Only in late 2009 did the management fee on Longleaf International come down, and even then the fund remained relatively expensive. The other Longleaf funds do not have such steep management fees, but even so, their expense ratios can't be called inexpensive considering the size of their asset bases, particularly Longleaf Partners Fund. Meanwhile, in the advisor's otherwise extremely detailed and forthright shareholder communications, which sometimes refer to shareholders as "investment partners," only very rarely has there been any mention of the issue of cost or any discussion of efforts to bring the expense ratios down in order to put more money in the pockets of those investment partners.

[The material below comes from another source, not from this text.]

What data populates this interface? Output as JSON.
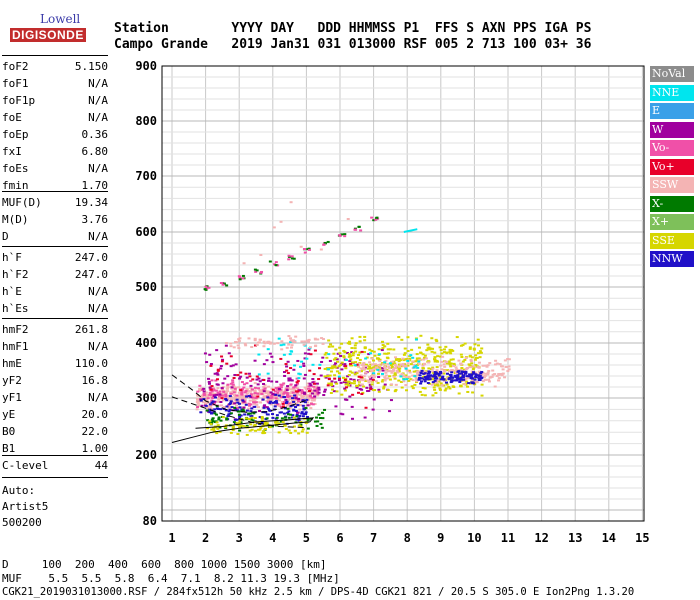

It's important to note, however, that a fund's directors are the ones specifically assigned to look out for the interests of fund shareholders, with fees being a key area. The board would have better-served shareholders by negotiating a lower management fee.
Southeastern Asset Management, therefore, is not perfect. However, when every aspect of the firm's corporate culture is taken into consideration, and its actions, beliefs, and behavior are compared with those of its many competitors in the mutual fund arena, it's clear that the firm stands well above the norm when it comes to stewardship.
Gregg Wolper is a senior analyst with Morningstar.